Kantor writes (via the NY Post) that Burton made up the room “in his signature creepy-comic style… He had turned the room into the Mad Hatter’s tea party, with a long table set with antique-looking linens, enormous stuffed animals in chairs, and tiered serving plates with treats like bone-shaped meringue cookies… Fruit punch was served in blood vials at the bar. Burton’s own Mad Hatter, the actor Johnny Depp, presided over the scene in full costume, standing up on a table to welcome everyone in character.”

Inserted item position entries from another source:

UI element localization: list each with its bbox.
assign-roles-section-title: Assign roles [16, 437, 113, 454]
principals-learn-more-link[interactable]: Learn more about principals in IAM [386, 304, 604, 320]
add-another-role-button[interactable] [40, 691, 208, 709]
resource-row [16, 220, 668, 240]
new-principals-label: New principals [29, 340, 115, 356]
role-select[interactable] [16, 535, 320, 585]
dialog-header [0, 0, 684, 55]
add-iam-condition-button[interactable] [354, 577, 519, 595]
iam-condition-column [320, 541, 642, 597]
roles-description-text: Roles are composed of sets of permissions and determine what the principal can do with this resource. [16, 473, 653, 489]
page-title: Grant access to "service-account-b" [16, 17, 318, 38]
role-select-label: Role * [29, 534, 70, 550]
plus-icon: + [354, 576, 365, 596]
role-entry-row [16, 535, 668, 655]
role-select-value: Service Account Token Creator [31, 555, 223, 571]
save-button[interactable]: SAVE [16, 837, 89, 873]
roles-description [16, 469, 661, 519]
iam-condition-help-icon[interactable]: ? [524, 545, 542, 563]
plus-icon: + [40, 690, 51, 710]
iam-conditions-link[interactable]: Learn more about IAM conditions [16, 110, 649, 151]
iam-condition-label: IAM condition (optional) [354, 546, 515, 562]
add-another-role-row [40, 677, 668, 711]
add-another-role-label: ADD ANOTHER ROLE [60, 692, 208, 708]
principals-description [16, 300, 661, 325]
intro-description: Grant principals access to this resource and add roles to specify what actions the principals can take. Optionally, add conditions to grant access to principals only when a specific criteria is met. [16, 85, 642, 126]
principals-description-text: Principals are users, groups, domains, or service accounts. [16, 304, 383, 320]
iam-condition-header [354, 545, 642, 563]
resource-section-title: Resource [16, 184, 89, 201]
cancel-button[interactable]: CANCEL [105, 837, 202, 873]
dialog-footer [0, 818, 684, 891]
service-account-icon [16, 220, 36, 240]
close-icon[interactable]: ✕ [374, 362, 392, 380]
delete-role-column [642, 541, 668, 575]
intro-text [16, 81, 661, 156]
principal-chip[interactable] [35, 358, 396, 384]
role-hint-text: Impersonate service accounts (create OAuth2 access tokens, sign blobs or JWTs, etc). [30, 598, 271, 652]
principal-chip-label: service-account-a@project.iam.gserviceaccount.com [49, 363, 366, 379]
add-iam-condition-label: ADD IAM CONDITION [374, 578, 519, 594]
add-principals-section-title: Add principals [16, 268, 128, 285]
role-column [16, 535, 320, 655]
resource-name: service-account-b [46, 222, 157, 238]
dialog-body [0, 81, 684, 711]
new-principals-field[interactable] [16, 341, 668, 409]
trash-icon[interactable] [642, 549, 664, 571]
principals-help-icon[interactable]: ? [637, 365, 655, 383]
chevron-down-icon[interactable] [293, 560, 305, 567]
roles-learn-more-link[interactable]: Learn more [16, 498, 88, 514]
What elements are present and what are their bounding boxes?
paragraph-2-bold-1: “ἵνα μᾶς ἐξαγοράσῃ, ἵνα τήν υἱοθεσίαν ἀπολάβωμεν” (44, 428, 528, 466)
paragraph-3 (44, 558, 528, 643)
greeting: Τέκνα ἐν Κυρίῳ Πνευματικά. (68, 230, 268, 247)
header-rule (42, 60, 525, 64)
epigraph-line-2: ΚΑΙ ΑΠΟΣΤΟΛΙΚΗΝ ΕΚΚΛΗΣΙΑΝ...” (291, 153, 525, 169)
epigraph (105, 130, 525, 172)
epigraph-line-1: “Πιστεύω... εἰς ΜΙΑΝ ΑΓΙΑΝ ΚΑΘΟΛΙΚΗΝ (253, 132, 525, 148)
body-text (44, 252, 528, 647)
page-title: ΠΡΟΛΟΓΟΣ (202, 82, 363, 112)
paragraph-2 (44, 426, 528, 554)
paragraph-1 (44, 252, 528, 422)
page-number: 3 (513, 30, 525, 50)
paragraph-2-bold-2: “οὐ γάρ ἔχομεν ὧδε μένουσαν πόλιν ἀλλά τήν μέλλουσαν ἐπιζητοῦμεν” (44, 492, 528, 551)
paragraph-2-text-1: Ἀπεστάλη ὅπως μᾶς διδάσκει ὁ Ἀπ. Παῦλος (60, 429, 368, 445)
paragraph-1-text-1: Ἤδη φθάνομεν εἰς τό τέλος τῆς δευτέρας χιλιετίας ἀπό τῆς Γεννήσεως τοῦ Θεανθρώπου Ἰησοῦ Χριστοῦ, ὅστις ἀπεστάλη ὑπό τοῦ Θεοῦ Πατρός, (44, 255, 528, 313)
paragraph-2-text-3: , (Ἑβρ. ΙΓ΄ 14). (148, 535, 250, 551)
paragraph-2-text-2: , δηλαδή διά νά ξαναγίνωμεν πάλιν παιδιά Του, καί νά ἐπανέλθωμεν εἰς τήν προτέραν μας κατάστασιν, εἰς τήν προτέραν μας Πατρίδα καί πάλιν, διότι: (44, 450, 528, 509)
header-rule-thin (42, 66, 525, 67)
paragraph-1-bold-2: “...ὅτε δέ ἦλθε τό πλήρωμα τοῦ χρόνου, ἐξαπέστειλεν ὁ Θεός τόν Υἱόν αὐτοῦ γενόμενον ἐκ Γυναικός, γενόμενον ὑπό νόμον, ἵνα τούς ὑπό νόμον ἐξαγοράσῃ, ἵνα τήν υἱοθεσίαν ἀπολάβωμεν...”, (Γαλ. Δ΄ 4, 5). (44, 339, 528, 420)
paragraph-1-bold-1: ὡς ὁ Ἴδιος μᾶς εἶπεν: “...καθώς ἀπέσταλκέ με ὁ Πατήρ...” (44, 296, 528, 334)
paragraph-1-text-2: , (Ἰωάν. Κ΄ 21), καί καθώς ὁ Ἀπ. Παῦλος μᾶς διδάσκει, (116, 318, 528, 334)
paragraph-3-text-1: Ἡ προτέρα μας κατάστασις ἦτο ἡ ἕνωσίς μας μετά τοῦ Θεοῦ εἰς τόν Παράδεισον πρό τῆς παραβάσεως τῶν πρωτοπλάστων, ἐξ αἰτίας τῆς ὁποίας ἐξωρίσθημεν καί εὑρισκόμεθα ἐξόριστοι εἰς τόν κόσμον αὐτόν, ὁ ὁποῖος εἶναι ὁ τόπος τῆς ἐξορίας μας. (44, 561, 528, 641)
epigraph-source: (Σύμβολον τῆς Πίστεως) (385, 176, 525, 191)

George Lucas, the book says, sent over the original Chewbacca costume for the occasion. Kantor also writes that the President and First Lady’s daughters, Malia and Sasha, and their friends were entertained with a magic show in the East Room.

Local children and military families were also invited.

I don’t remember if anyone at the LCSNA was aware of the party, but we certainly weren’t invited. Pictures of the party are on the White House website.

CNN Linguist cringes at 2010’s portmanteaus

Linguist Robert Beard (the author of The 100 Most Beautiful Words in English, which I’ve heard is a bit prejudiced against the Anglo-Saxon) complains in CNN’s 2010 Year in Review that his sacred English Language took another “fresh beating” this year, discussing the prevalence¬†of new portmanteau words.

New words and constructions like “Obamacare,” “WikiLeaks,” “lamestream,” “shovel-ready,” “sexting,” and many others like them were uttered or typed and in minutes spread across the globe.

Makes one wonder: Have we been beating English into a new shape, or just beating it up? There is, after all, a difference between the games we play with new words, which can be amusing — even though they often get out of hand — and the more subtle changes that often lead to confusion and offensiveness.

Beard then goes on to cite Carroll and relay the modern political history of portmanteau malapropisms:

Coined by Lewis Carroll, the term “portmanteau word” is one that carries two words inside itself. Portmanteaus may simply be funny games we play with words or errors that we should avoid.

When we speak, we go to our mental dictionaries for the right words. If we find two words with similar meanings or pronunciations, we have to make a split-second choice of which to use. President George W. Bush’s mind once found itself having to choose between “miscalculated” and “underestimated” as he spoke, but failed to reach a decision in time, so he uttered “misunderestimated”.

Sarah Palin’s famous portmanteau “refudiate” is similar. “Refudiate” is a speech error that many others before her have made by blending “refute” and “repudiate.” That it has been around for ages but has yet to make it into a dictionary tells us that it is a speech error we should stop discussing and let pass for what it is: a funny but erroneous portmanteau.

Portmanteaus may be “funny games” (I’ll take that as a compliment), and annoying ones can make it into mainstream parlance quickly thanks to new media, but there’s no need to be curmudgeonly about a year which saw many strange and entertaining new coinages. Palin’s defense of her accidental wordsmithing (which was later named 2010 Word of the Year by the New Oxford American Dictionary) was to tweet: “‘Refudiate,’ ‘misunderestimate,’ ‘wee-wee’d up.’ English is a living language. Shakespeare liked to coin new words too. Got to celebrate it!”

Tea Party gone mad

Drew Friedman's illustration in The Nation

It seemed inescapable that at some point someone would compare the Tea Party movement to Lewis Carroll’s famous tea party. Richard Kim’s article “The Mad Tea Party“, which will appear in the April 12th version of The Nation, never needs to mention Carroll or Alice, but it gave illustrator Drew Friedman cause for the inevitable image of Glenn Beck as the Hatter. It’s a good look for him.